Were the rich all getting poorer? Not at all. They were investing huge sums of money in tax-exempt securities. The amount of money invested in tax-exempt securities was larger than the federal budget, and nearly half as large as the national debt.

This was not unique to the United States or to that era. After the British government raised their income tax on the top income earners in 2010, they discovered that they collected less tax revenue than before. Other countries have had similar experiences. Apparently the rich are not all fools, after all.

In today's globalized world economy, the rich can simply invest their money in countries where tax rates are lower.

So, if you cannot rely on "the rich" to pick up the slack, what can you rely on? Lies.

Nothing is easier for a politician than promising government benefits that cannot be delivered. Pensions such as Social Security are perfect for this role. The promises that are made are for money to be paid many years from now -- and somebody else will be in power then, left with the job of figuring out what to say and do when the money runs out and the riots start.

There are all sorts of ways of postponing the day of reckoning. The government can refuse to pay what it costs to get things done. Cutting what doctors are paid for treating Medicare patients is one obvious example.

That of course leads some doctors to refuse to take on new Medicare patients. But this process takes time to really make its full impact felt -- and elections are held in the short run.

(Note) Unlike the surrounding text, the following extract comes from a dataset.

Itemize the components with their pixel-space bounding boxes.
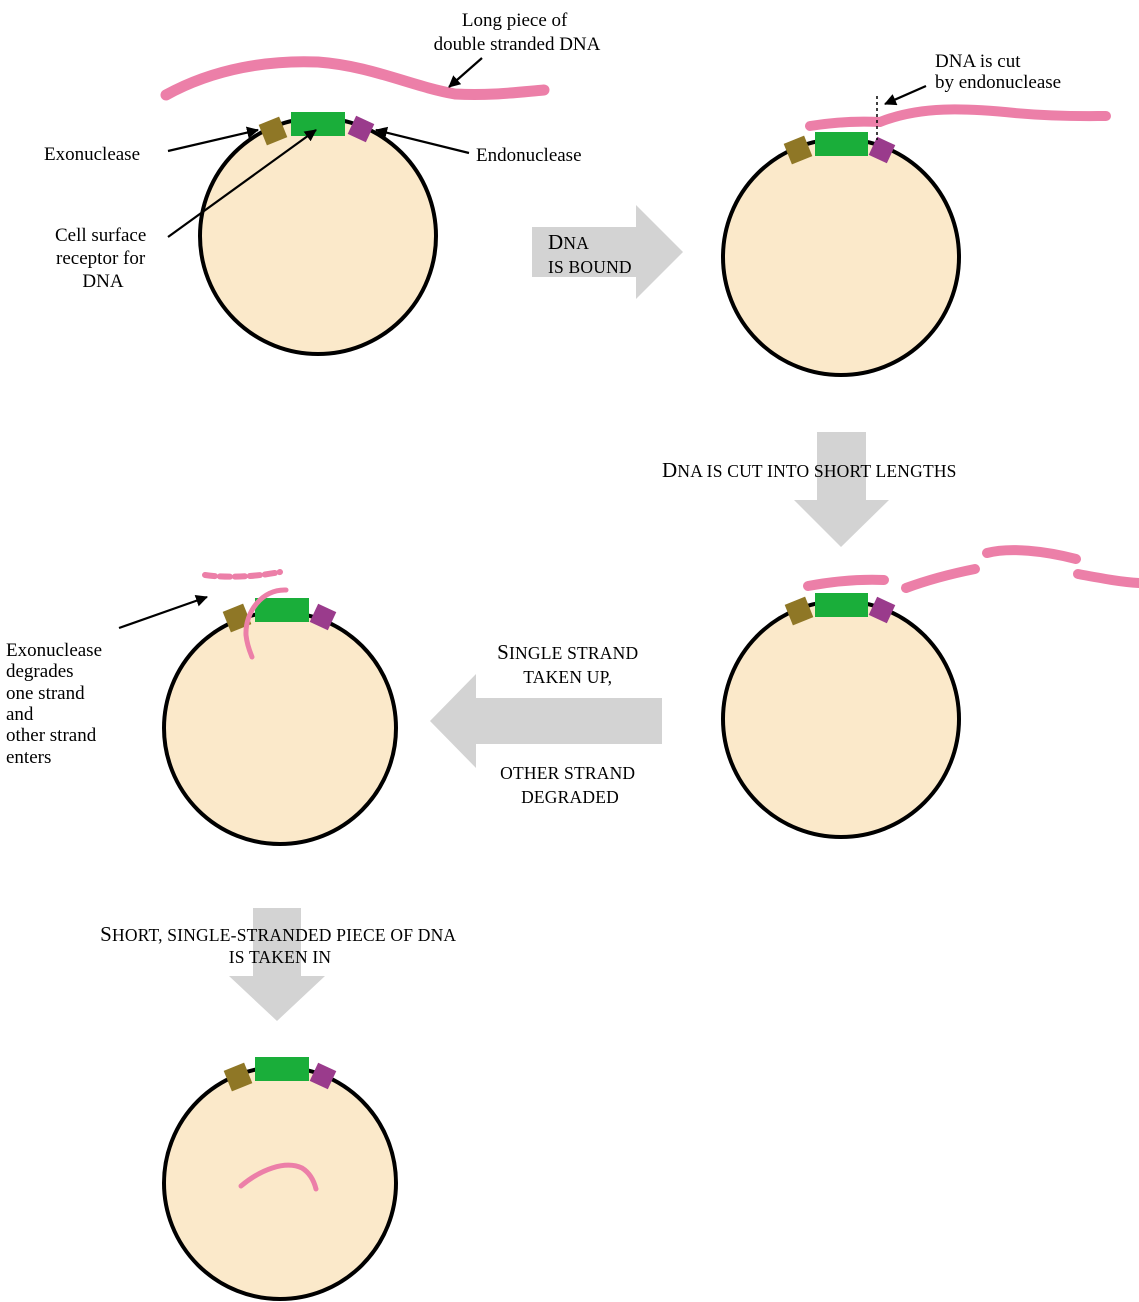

This is another growing problem that can be left for someone else to try to cope with in future years.

Increasing amounts of paperwork for doctors in welfare states with government-run medical care, and reduced payments to those doctors, in order to stave off the day of bankruptcy, mean that the medical profession is likely to attract fewer of the brightest young people who have other occupations available to them -- paying more money and having fewer hassles. But this too is a long-run problem -- and elections are still held in the short run.

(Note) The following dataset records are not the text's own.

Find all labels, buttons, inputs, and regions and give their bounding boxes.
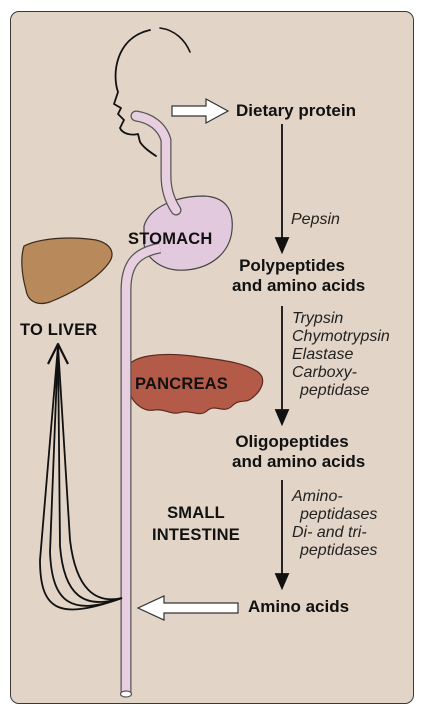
intestinal-enzymes: Amino- peptidases Di- and tri- peptidase…	[292, 488, 377, 560]
stage-oligopeptides-line2: and amino acids	[232, 452, 366, 471]
intestine-end	[119, 690, 133, 698]
enzyme-chymotrypsin: Chymotrypsin	[292, 328, 390, 345]
hollow-arrow-icon	[171, 97, 230, 125]
enzyme-di-tri-peptidases-line1: Di- and tri-	[292, 524, 367, 541]
stage-polypeptides: Polypeptides and amino acids	[232, 256, 366, 296]
enzyme-carboxypeptidase-line1: Carboxy-	[292, 364, 357, 381]
liver-icon	[21, 237, 113, 305]
stage-polypeptides-line2: and amino acids	[232, 276, 366, 295]
organ-small-intestine-label: SMALL INTESTINE	[152, 502, 240, 546]
pancreas-icon	[126, 353, 264, 415]
enzyme-di-tri-peptidases-line2: peptidases	[300, 542, 378, 559]
organ-pancreas-label: PANCREAS	[135, 375, 228, 393]
head-silhouette-icon	[113, 29, 157, 157]
hollow-arrow-icon	[136, 595, 239, 621]
enzyme-pepsin: Pepsin	[291, 211, 340, 228]
pancreatic-enzymes: Trypsin Chymotrypsin Elastase Carboxy- p…	[292, 310, 390, 400]
stage-oligopeptides-line1: Oligopeptides	[235, 432, 349, 451]
enzyme-aminopeptidases-line1: Amino-	[292, 488, 343, 505]
organ-stomach-label: STOMACH	[128, 230, 213, 248]
enzyme-trypsin: Trypsin	[292, 310, 344, 327]
intestine-tube	[120, 242, 162, 694]
flow-arrows	[274, 124, 290, 591]
organ-small-intestine-line1: SMALL	[167, 504, 225, 522]
diagram-panel	[10, 11, 414, 704]
enzyme-carboxypeptidase-line2: peptidase	[300, 382, 370, 399]
organ-small-intestine-line2: INTESTINE	[152, 526, 240, 544]
stage-polypeptides-line1: Polypeptides	[239, 256, 345, 275]
stage-dietary-protein: Dietary protein	[236, 101, 356, 120]
stomach-icon	[143, 195, 233, 271]
stage-oligopeptides: Oligopeptides and amino acids	[232, 432, 366, 472]
enzyme-aminopeptidases-line2: peptidases	[300, 506, 378, 523]
portal-arrows	[39, 345, 123, 611]
stage-amino-acids: Amino acids	[248, 597, 350, 616]
organ-liver-label: TO LIVER	[20, 321, 98, 339]
enzyme-elastase: Elastase	[292, 346, 354, 363]
to-liver-arrowhead	[47, 342, 69, 365]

Eventually, all these long-run problems can catch up with the wonderful-sounding lies that are the lifeblood of welfare state politics. But there can be a lot of elections between now and eventually -- and those who are good at political lies can win a lot of those elections.


suek said...

Add this into the equation:

OBloodyHell said...

It's amazing how little you encounter two words applied to this problem lately...

I have to wonder, what's the reluctance? Some kind of unspoken corollary to Godwins' Law or something?

Those two words?



suek said...

Went to Day By Day to check yesterday's cartoon - it isn't there. Today's is there, Saturday's is there, but not Sunday. ????

Anonymous said...

Wonder why you don't object to welfare for corporations like Exxon and religious organizations. Double standard?

Pat Stevens said...

Very true, which is why we should get rid of the Income Tax and go back to the tariffs on imports and exports. It just makes sense. Then the Rich will invest in our country instead of in countries where the tax rate is lower. Off Shore accounts ring a bell. Also, the social security program needs to go back to the private fund. It was moved to the general fund under LBJ and now we have a problem. This is why SOCIALISM DOES NOT WORK. Free trade doesn't either.